Environment
Loopholes Remain as State’s Environmental Oversight Board OK’s Coal Ash Rules
Last month, the Alabama Department of Environmental Management levied fines of $250,000 on each of six power-generating facilities in the state for excessive groundwater contamination from their coal ash ponds.
On Friday, ADEM’s oversight board unanimously approved new rules that environmental advocacy groups say open “significant loopholes” in the regulations for disposal of coal ash.
The Southern Environmental Law Center contended in a statement that, under the new rules, ADEM could allow utilities to halt groundwater monitoring around coal ash disposal sites, although coal ash contains arsenic, lead, radium and many other toxic substances. ADEM also could decide that a utility doesn’t have to clean up the coal ash ponds in certain circumstances. And ADEM could shorten the length of time a utility must care for the ash after it is covered and closed, which now is 30 years.

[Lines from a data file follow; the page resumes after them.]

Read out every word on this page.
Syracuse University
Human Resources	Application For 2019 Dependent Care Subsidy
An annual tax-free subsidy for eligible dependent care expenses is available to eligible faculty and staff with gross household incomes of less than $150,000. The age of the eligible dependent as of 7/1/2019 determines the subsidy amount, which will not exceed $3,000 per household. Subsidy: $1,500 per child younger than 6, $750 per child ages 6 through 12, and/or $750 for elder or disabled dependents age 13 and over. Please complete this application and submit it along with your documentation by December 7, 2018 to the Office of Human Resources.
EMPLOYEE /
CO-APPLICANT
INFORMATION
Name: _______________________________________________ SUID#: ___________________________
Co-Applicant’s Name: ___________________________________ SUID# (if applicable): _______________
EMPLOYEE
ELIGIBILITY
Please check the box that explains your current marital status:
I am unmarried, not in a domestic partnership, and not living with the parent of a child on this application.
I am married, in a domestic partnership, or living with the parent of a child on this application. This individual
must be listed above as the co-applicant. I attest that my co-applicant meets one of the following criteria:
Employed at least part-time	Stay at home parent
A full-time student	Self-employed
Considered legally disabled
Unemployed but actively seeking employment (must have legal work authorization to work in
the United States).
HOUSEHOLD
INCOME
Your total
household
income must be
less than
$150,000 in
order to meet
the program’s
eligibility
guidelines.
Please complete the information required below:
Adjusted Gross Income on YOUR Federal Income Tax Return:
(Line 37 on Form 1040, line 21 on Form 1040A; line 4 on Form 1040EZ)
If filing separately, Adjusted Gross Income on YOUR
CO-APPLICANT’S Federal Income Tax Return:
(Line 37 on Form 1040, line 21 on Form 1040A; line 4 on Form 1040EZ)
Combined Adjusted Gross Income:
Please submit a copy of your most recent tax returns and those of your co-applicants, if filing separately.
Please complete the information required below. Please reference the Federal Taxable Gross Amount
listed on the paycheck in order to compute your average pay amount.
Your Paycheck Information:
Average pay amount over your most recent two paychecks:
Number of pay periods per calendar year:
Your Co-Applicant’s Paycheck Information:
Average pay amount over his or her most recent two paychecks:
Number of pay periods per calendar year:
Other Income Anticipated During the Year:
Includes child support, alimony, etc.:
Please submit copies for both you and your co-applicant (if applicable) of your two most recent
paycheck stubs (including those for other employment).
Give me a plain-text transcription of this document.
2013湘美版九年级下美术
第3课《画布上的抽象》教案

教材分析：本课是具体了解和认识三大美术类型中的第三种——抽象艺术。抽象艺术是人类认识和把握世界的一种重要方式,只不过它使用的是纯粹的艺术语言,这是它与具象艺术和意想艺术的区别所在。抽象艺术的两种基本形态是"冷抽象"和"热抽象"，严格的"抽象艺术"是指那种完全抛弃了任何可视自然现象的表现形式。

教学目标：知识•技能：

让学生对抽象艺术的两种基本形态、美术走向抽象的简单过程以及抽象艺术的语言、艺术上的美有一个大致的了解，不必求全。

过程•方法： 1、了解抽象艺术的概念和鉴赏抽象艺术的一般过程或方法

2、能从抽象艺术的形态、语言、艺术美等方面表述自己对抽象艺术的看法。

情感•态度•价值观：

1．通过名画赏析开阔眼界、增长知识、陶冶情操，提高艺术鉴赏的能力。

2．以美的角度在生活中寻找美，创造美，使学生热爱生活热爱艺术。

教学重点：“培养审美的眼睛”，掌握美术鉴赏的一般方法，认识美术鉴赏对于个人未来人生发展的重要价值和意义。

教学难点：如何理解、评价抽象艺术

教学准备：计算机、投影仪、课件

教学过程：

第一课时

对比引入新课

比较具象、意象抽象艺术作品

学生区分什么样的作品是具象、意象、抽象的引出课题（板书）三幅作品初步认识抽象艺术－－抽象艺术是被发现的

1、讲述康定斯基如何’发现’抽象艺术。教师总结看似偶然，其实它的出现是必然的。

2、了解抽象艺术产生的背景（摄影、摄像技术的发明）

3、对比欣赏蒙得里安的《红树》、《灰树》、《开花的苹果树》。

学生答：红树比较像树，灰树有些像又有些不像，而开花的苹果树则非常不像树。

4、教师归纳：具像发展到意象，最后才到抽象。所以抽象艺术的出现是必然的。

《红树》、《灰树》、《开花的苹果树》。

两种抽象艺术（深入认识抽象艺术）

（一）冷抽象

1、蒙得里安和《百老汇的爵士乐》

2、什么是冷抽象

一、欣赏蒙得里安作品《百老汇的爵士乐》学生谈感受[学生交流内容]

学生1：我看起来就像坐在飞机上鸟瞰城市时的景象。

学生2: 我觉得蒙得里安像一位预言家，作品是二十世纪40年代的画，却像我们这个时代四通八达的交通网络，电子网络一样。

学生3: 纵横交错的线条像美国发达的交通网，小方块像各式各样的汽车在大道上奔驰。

Coal ash is regulated under a 2015 federal rule, but in December a change in law allowed states the option of developing their own permitting program so long as it is “as protective” as the federal rule.
Environmental Protection Agency Director Scott Pruitt has proposed alternative performance standards for owners and operators of coal ash ponds located in states that have approved permitting programs. That, he said, could save utilities up to $100 million in compliance costs. A public hearing on those proposals is scheduled for April 24 in Washington.
The Alabama Environmental Management Commission vote Friday was part of efforts to develop such a state permitting program.
Toxic Byproduct
Coal ash is a byproduct of burning coal to produce energy. The fines levied last month were in response to tests showing toxic substances had leached into the groundwater adjacent to the ponds where it is stored at six power plants, five of which belong to Alabama Power Co. Most ponds lie next to streams and rivers that Alabamians depend on for recreation and drinking water.
Alabama Power last year announced plans to close and cover all its remaining coal ash pits, which do not have a bottom liner to keep the residue away from groundwater. In March the company said it supported the federal regulations in place at the time. Friday, it issued a statement in support of a state program. It also said it remains “committed to meeting or doing better than all environmental standards set by regulations, as the company has done for decades.”
Environmental organizations submitted numerous comments objecting to ADEM’s draft rules during a public comment period that ended in March.
Immediately before the vote Friday, Lee McCarty, mayor of Wilsonville, made an impassioned plea for the commission to make the rules more stringent, noting that Alabama Power’s Gaston Plant near his town reported high levels of contaminants he feared endanger the area’s drinking water. The level of radium was 2,000 percent of the maximum level allowed, he said.
“How will a fine of $250,000 clean up the groundwater?” McCarty asked. “What does that accomplish? How does that clean up my groundwater? How does it provide for the health, safety and welfare of my constituents and yours? We’re not solving a problem, we’re monitoring it.”
His solution: move the coal ash. “That’s the only thing we can do to clean this thing up.”
Lance LeFleur, ADEM director said $250,000 was the maximum allowable fine.
The law center’s statement said the new rules “failed to require utilities to close coal ash ponds and excavate the ash to dry, lined landfills” even if the coal ash is literally sitting in groundwater.
Keith Johnston, managing attorney for the law center, said Friday, “These rules seek to further roll back and weaken federal coal ash protections.”
Johnston added, “Rather than extending essential protections to Alabama’s waters and the communities that depend on them, signing off on significant loopholes in our state coal ash storage and disposal rules basically amounts to a permitting program that favors utilities and requires them to do less.”
Coal ash can be stored in landfills under the new rules because it is not classified as hazardous waste. ADEM issues permits if the landfill is properly designed, constructed and operated “to be protective of human health and the environment, but the location of the site is a local decision,” LeFleur said in remarks to the commission Friday.
Another regulation passed Friday will implement a recently passed state law that provides that the local officials’ approval of a landfill’s location must receive circuit court confirmation before application for a landfill permit can be submitted to ADEM.